Japan-Europe dialogue
Una Cina militarmente sempre più attiva per il controllo dei mari, un Giappone sempre più sulla difensiva, minacciato dalla determinazione del Dragone ad affermare la supremazia asiatica. E un uso sempre più sfrontato della propaganda anti-nipponica da parte della stampa cinese e nuovi problemi di approvvigionamento energetico da parte di Tokyo dopo il caos delle Primavere arabe.
Questi ed altri sono stati i temi al centro del dibattito “Asian security challenges and the Japan-Europ dialogue”, organizzato dallo IAI in collaborazione con il Reserch institute for peace and security di Tokyo. Ospiti nel dibattito: Satoru Mori, professore di politica globale all’Università di Hosei, Yasuhiro Matsuda, professore di studi asiatici e politica internazionale all’Università di Tokyo, e Koichiro Tanaka direttore amministrativo dello IEEJ e presidente del JIME, istituti di studi economici nel settore dell’energia. Il presidente dello IAI Ferdinando Nelli Feroci ha aperto i lavori.
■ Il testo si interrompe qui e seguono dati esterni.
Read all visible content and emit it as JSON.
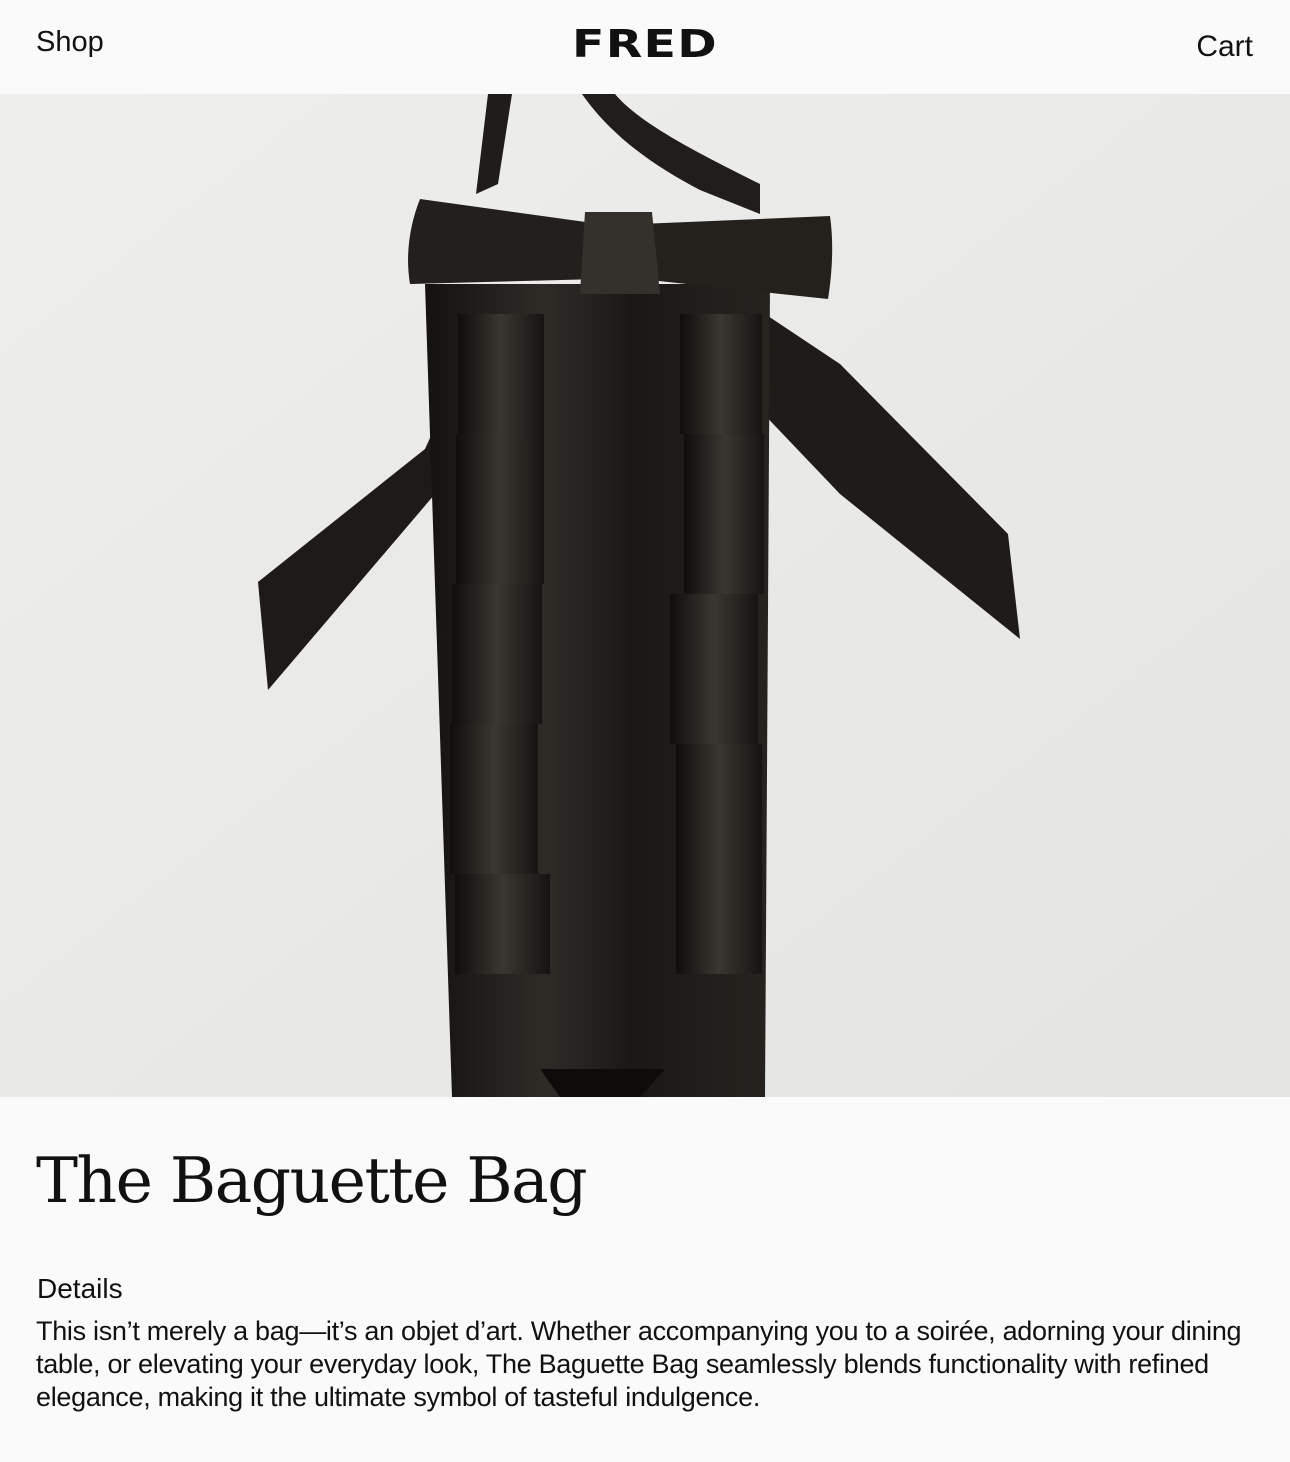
{
  "header": {
    "shop_label": "Shop",
    "logo_text": "FRED",
    "cart_label": "Cart"
  },
  "product": {
    "image_alt": "Black satin bag with bow and ruffled ribbons",
    "title": "The Baguette Bag",
    "details_label": "Details",
    "description": "This isn’t merely a bag—it’s an objet d’art. Whether accompanying you to a soirée, adorning your dining table, or elevating your everyday look, The Baguette Bag seamlessly blends functionality with refined elegance, making it the ultimate symbol of tasteful indulgence."
  },
  "colors": {
    "background": "#fafafa",
    "photo_background": "#e9e9e7",
    "satin": "#1c1a18",
    "text": "#111111"
  }
}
I tre esperti hanno fatto un quadro della situazione asiatica, dal punto di vista nipponico, estremamente negativo: “Le incursioni della marina cinese nelle nostre acque territoriali – spiegano gli esperti – sono sempre più frequenti, il pericolo di incidenti è sempre più alto”. Timori che echeggiano nelle parole del premier giapponese Shinzo Abe che, a Davos, commentando gli attuali rapporti diplomatici tra i paesi del Pacifico, aveva dichiarato che Cina e Giappone sono in una “condizione simile” a quella in cui si trovavano Gran Bretagna e Germania prima del 1914.
“Fino al 2008, i rapporti diplomatici tra noi e la Cina - spiega Satoru Mori - si mantenevano su un livello di pacifico rispetto. Tutto è cominciato con le Olimpiadi di Pechino: la stampa del Pcc ha iniziato una forte campagna patriottica e anti-nipponica; e le spese militari di Pechino, già in aumento dal 1988, sono schizzate alle stelle senza una concreta motivazione. Nel 2012 alcune sedi di una catena di centri commerciali giapponesi in Cina vengono assalite e distrutte, nel 2013 sono state 75 le incursioni cinesi nei territori giapponesi, soprattutto nell’area delle Isole Senkaku”.
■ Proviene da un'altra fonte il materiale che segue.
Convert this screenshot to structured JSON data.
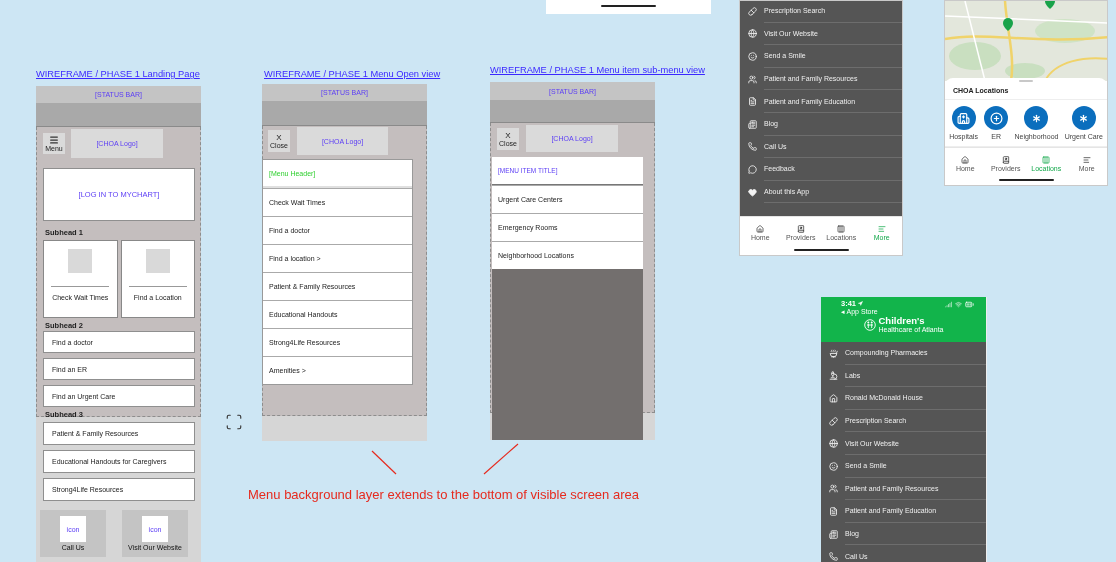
{
  "landing_wireframe": {
    "title": "WIREFRAME / PHASE 1 Landing Page",
    "status_bar": "[STATUS BAR]",
    "menu_label": "Menu",
    "logo": "[CHOA Logo]",
    "login": "[LOG IN TO MYCHART]",
    "subhead_1": "Subhead 1",
    "cards": [
      "Check Wait Times",
      "Find a Location"
    ],
    "subhead_2": "Subhead 2",
    "list_2": [
      "Find a doctor",
      "Find an ER",
      "Find an Urgent Care"
    ],
    "subhead_3": "Subhead 3",
    "list_3": [
      "Patient & Family Resources",
      "Educational Handouts for Caregivers",
      "Strong4Life Resources"
    ],
    "footer_buttons": [
      {
        "icon": "icon",
        "label": "Call Us"
      },
      {
        "icon": "icon",
        "label": "Visit Our Website"
      }
    ]
  },
  "menu_open_wireframe": {
    "title": "WIREFRAME / PHASE 1 Menu Open view",
    "status_bar": "[STATUS BAR]",
    "close_mark": "X",
    "close_label": "Close",
    "logo": "[CHOA Logo]",
    "menu_header": "[Menu Header]",
    "items": [
      "Check Wait Times",
      "Find a doctor",
      "Find a location >",
      "Patient & Family Resources",
      "Educational Handouts",
      "Strong4Life Resources",
      "Amenities >"
    ]
  },
  "submenu_wireframe": {
    "title": "WIREFRAME / PHASE 1 Menu item sub-menu view",
    "status_bar": "[STATUS BAR]",
    "close_mark": "X",
    "close_label": "Close",
    "logo": "[CHOA Logo]",
    "menu_title": "[MENU ITEM TITLE]",
    "items": [
      "Urgent Care Centers",
      "Emergency Rooms",
      "Neighborhood Locations"
    ]
  },
  "annotation": {
    "text": "Menu background layer extends to the bottom of visible screen area"
  },
  "app_menu_top": {
    "items": [
      {
        "kind": "rx",
        "label": "Prescription Search"
      },
      {
        "kind": "website",
        "label": "Visit Our Website"
      },
      {
        "kind": "smile",
        "label": "Send a Smile"
      },
      {
        "kind": "people",
        "label": "Patient and Family Resources"
      },
      {
        "kind": "education",
        "label": "Patient and Family Education"
      },
      {
        "kind": "blog",
        "label": "Blog"
      },
      {
        "kind": "phone",
        "label": "Call Us"
      },
      {
        "kind": "feedback",
        "label": "Feedback"
      },
      {
        "kind": "heart",
        "label": "About this App"
      }
    ],
    "tabs": [
      {
        "kind": "home",
        "label": "Home",
        "selected": false
      },
      {
        "kind": "providers",
        "label": "Providers",
        "selected": false
      },
      {
        "kind": "locations",
        "label": "Locations",
        "selected": false
      },
      {
        "kind": "more",
        "label": "More",
        "selected": true
      }
    ]
  },
  "app_locations": {
    "sheet_title": "CHOA Locations",
    "categories": [
      {
        "kind": "hospital",
        "label": "Hospitals"
      },
      {
        "kind": "er",
        "label": "ER"
      },
      {
        "kind": "neighborhood",
        "label": "Neighborhood"
      },
      {
        "kind": "urgent",
        "label": "Urgent Care"
      }
    ],
    "tabs": [
      {
        "kind": "home",
        "label": "Home",
        "selected": false
      },
      {
        "kind": "providers",
        "label": "Providers",
        "selected": false
      },
      {
        "kind": "locations",
        "label": "Locations",
        "selected": true
      },
      {
        "kind": "more",
        "label": "More",
        "selected": false
      }
    ]
  },
  "app_menu_bottom": {
    "status_time": "3:41",
    "back_link": "◂ App Store",
    "logo_name": "Children's",
    "logo_tagline": "Healthcare of Atlanta",
    "items": [
      {
        "kind": "pharmacy",
        "label": "Compounding Pharmacies"
      },
      {
        "kind": "labs",
        "label": "Labs"
      },
      {
        "kind": "house",
        "label": "Ronald McDonald House"
      },
      {
        "kind": "rx",
        "label": "Prescription Search"
      },
      {
        "kind": "website",
        "label": "Visit Our Website"
      },
      {
        "kind": "smile",
        "label": "Send a Smile"
      },
      {
        "kind": "people",
        "label": "Patient and Family Resources"
      },
      {
        "kind": "education",
        "label": "Patient and Family Education"
      },
      {
        "kind": "blog",
        "label": "Blog"
      },
      {
        "kind": "phone",
        "label": "Call Us"
      }
    ]
  }
}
Un quadro sicuramente non positivo, che coinvolge non solo il Giappone, ma tutti quei paesi che si affacciano sul Mare Cinese, dalla Malesia, al Vietnam, passando per le Filippine e risalendo fino alle due Coree. “Un quadro diplomatico preoccupante - spiega Koichiro Tanaka - al quale si affianca una situazione non buona anche sul piano dell’approvvigionamento energetico post-tsunami: il Giappone sta rivedendo la sua politica sul nucleare, dopo i fatti di Fukushima: urge la ricerca di nuove fonti energetiche ‘sicure’, ma tutto è reso estremamente complicato dalla situazione caotica nella quel versa il Medioriente. Stiamo cercando nuovi partner, ma le attuali relazioni diplomatiche con i nostri vicini non ci aiutano”.